Focused and poised after winning the first match in a best-of-three final in the Olympic trials in April, the 75-kilogram (165-pound) wrestler annihilated her opponent, Victoria Francis, in the second. With a commanding 10-0 lead barely a minute in, she clinched her victory by technical superiority and advanced one step closer to securing the first U.S. Olympic gold medal in women’s wrestling.
“A positive thought is just as dangerous as a negative thought in high-pressure situations, and anything can happen,” said Gray, 25. “(Francis) came out to fight, and I, thankfully, got the ball rolling and finished the match quickly so nothing could happen. I walked out healthy, and now I’m going to stay that way to Rio.”
The three-time world champion — in 2012, 2014 and 2015 — loves the spotlight and “oozes with confidence,” said her coach Terry Steiner, who has worked with her for almost a decade.
After being an alternate in the London Olympics in the 63-kilogram (138-pound) weight class, Gray — a resident-athlete at the Olympic Training Center in Colorado Springs — propelled her way up to the best in the world at a higher weight. Since 2012, women’s wrestling in the Olympics has grown from four to six weight classes.
Undefeated the last two years in international competition and riding a 37-match winning streak, she embraces the constant target on her back, but Steiner still reminds her of the dangers of complacency.
“She can’t get lackadaisical and protect something she doesn’t have,” Steiner said. He tells her, “‘There’s a gold medal waiting for you out there, but you have to go get it. No one is going to give it to you; you have to go get it. It’s not yours to protect yet.’”
The aura of confidence and positive energy around Gray also rubs off on her teammates, and she has earned their respect, he added.

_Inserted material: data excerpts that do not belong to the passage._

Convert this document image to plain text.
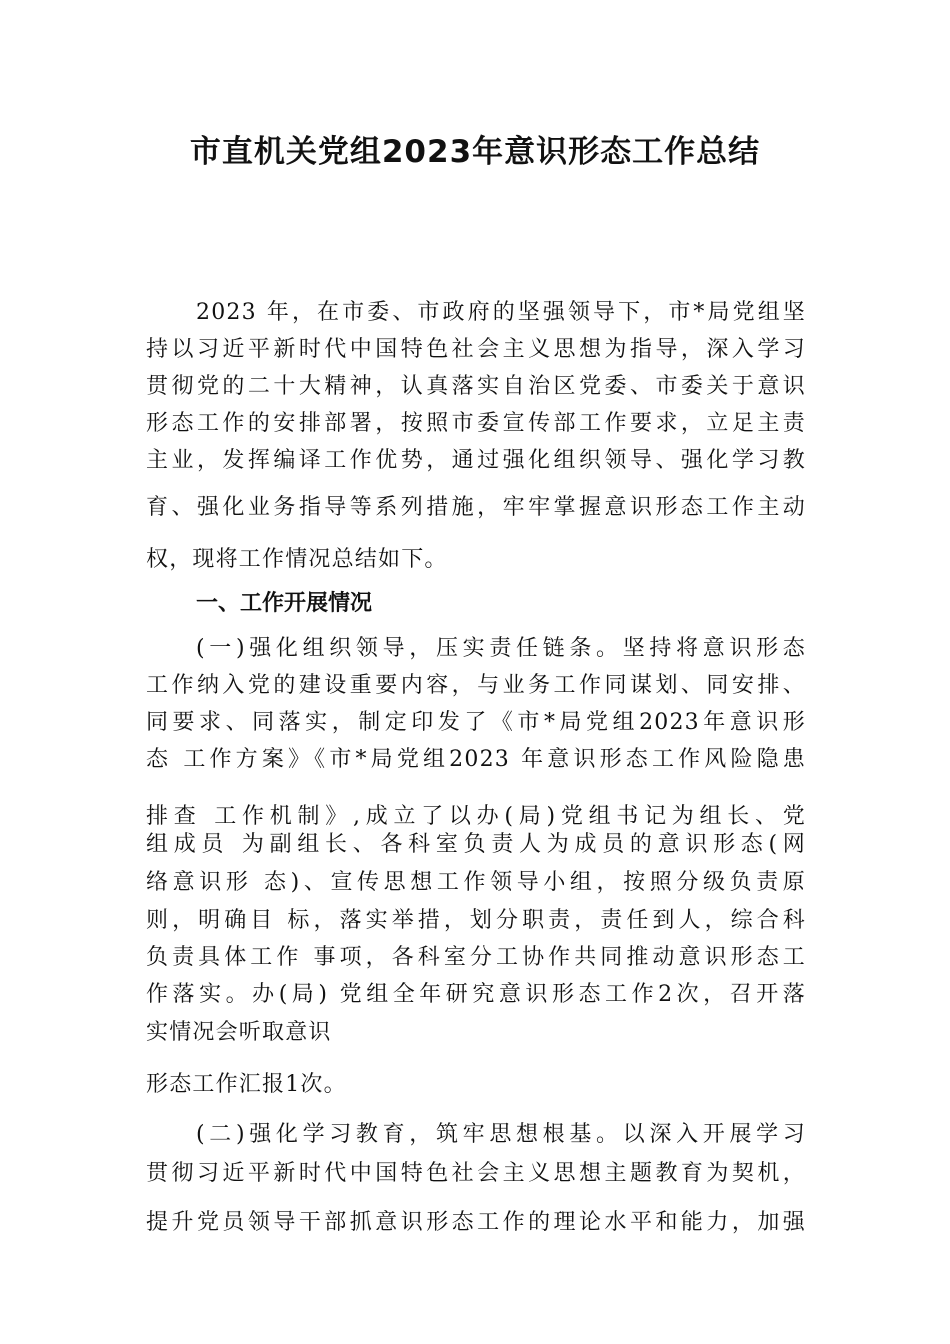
市直机关党组2023年意识形态工作总结
2023 年，在市委、市政府的坚强领导下，市*局党组坚
持以习近平新时代中国特色社会主义思想为指导，深入学习
贯彻党的二十大精神，认真落实自治区党委、市委关于意识
形态工作的安排部署，按照市委宣传部工作要求，立足主责
主业，发挥编译工作优势，通过强化组织领导、强化学习教
育、强化业务指导等系列措施，牢牢掌握意识形态工作主动
权，现将工作情况总结如下。
一、工作开展情况
(一)强化组织领导，压实责任链条。坚持将意识形态
工作纳入党的建设重要内容，与业务工作同谋划、同安排、
同要求、同落实，制定印发了《市*局党组2023年意识形
态 工作方案》《市*局党组2023 年意识形态工作风险隐患
排查 工作机制》,成立了以办(局)党组书记为组长、党
组成员 为副组长、各科室负责人为成员的意识形态(网
络意识形 态)、宣传思想工作领导小组，按照分级负责原
则，明确目 标，落实举措，划分职责，责任到人，综合科
负责具体工作 事项，各科室分工协作共同推动意识形态工
作落实。办(局) 党组全年研究意识形态工作2次，召开落
实情况会听取意识
形态工作汇报1次。
(二)强化学习教育，筑牢思想根基。以深入开展学习
贯彻习近平新时代中国特色社会主义思想主题教育为契机，
提升党员领导干部抓意识形态工作的理论水平和能力，加强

“I trust and I know that she’s going to get the job done because I’ve trained with her in practice and I know that she works hard,” said Helen Maroulis, who will wrestle at 53 kilograms (116.5 pounds) in Rio. “Having a teammate like Adeline and a friend like Adeline, you’re in good company, and I think that’s really important.”

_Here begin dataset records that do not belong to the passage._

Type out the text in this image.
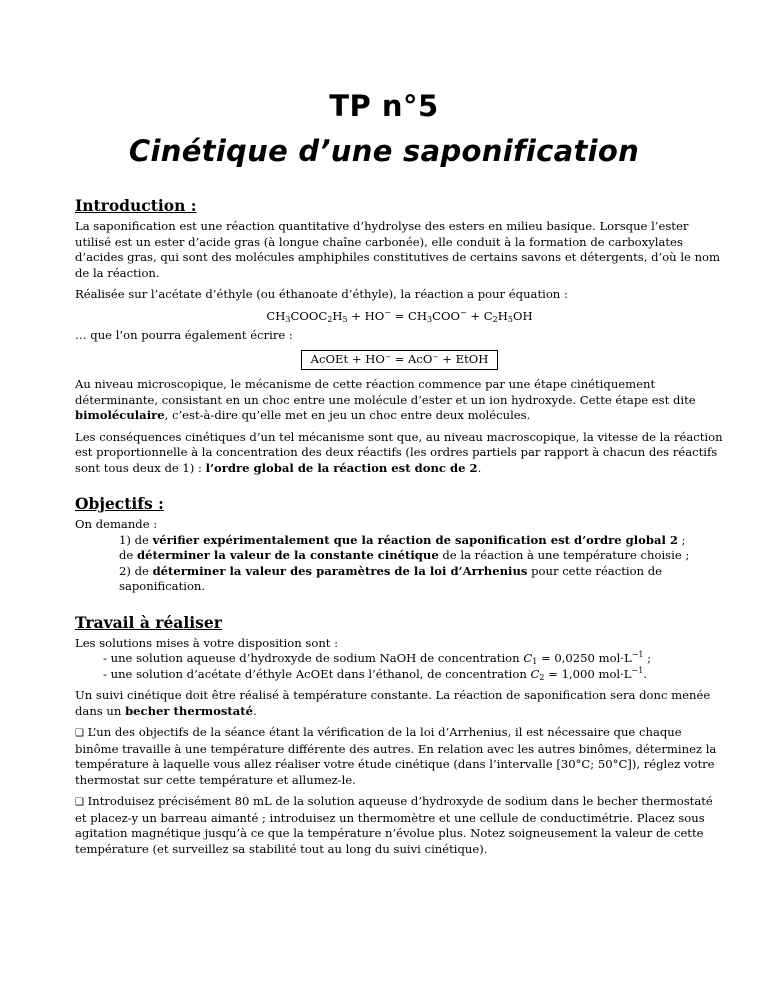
TP n°5
Cinétique d’une saponification
Introduction :

La saponification est une réaction quantitative d’hydrolyse des esters en milieu basique. Lorsque l’ester utilisé est un ester d’acide gras (à longue chaîne carbonée), elle conduit à la formation de carboxylates d’acides gras, qui sont des molécules amphiphiles constitutives de certains savons et détergents, d’où le nom de la réaction.

Réalisée sur l’acétate d’éthyle (ou éthanoate d’éthyle), la réaction a pour équation :

$CH_3COOC_2H_5 + HO^- = CH_3COO^- + C_2H_5OH$

… que l’on pourra également écrire :

AcOEt + HO⁻ = AcO⁻ + EtOH

Au niveau microscopique, le mécanisme de cette réaction commence par une étape cinétiquement déterminante, consistant en un choc entre une molécule d’ester et un ion hydroxyde. Cette étape est dite bimoléculaire, c’est-à-dire qu’elle met en jeu un choc entre deux molécules.

Les conséquences cinétiques d’un tel mécanisme sont que, au niveau macroscopique, la vitesse de la réaction est proportionnelle à la concentration des deux réactifs (les ordres partiels par rapport à chacun des réactifs sont tous deux de 1) : l’ordre global de la réaction est donc de 2.

Objectifs :
On demande :
1) de vérifier expérimentalement que la réaction de saponification est d’ordre global 2 ;
de déterminer la valeur de la constante cinétique de la réaction à une température choisie ;
2) de déterminer la valeur des paramètres de la loi d’Arrhenius pour cette réaction de saponification.
Travail à réaliser
Les solutions mises à votre disposition sont :
- une solution aqueuse d’hydroxyde de sodium NaOH de concentration $C_1 = 0,0250$ $mol\cdot L^{-1}$ ;
- une solution d’acétate d’éthyle AcOEt dans l’éthanol, de concentration $C_2 = 1,000$ $mol\cdot L^{-1}$.

Un suivi cinétique doit être réalisé à température constante. La réaction de saponification sera donc menée dans un becher thermostaté.

❑ L’un des objectifs de la séance étant la vérification de la loi d’Arrhenius, il est nécessaire que chaque binôme travaille à une température différente des autres. En relation avec les autres binômes, déterminez la température à laquelle vous allez réaliser votre étude cinétique (dans l’intervalle [30°C; 50°C]), réglez votre thermostat sur cette température et allumez-le.

❑ Introduisez précisément 80 mL de la solution aqueuse d’hydroxyde de sodium dans le becher thermostaté et placez-y un barreau aimanté ; introduisez un thermomètre et une cellule de conductimétrie. Placez sous agitation magnétique jusqu’à ce que la température n’évolue plus. Notez soigneusement la valeur de cette température (et surveillez sa stabilité tout au long du suivi cinétique).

As much as Gray hopes to bring home Team USA’s first women's wrestling gold, she also strives to be the role model she never had.
Despite quickly discovering success on the mat at age 6 when her father, George, first taught her to wrestle, the lacking popularity of the women’s sport left the Denver native without a female wrestler to admire. But her perspective changed when she met world champion Iris Smith in 2005.
“(It) was the first time that I saw someone who was strong and beautiful and also a world champion,” Gray said. “It gave me that total package — that idea that I could be a female and be pretty and have my hair and nails done and also be a badass.”
With long, loose curls in her hair, soft eye shadow and lavender-polished nails — one gold on each hand — Gray said she sometimes wonders how much more she would have been able to achieve if she found a role model when she started wrestling instead of as a teenager.
But the soon-to-be Olympian vehemently encourages young girls to consider the sport because she never dreamed about the professional athlete life she’s living now and the opportunities that follow, such as education scholarships.
“You can go out there and be in combat sports and still be treated as an athlete when you step out on the mat and a female when you step off,” Gray said.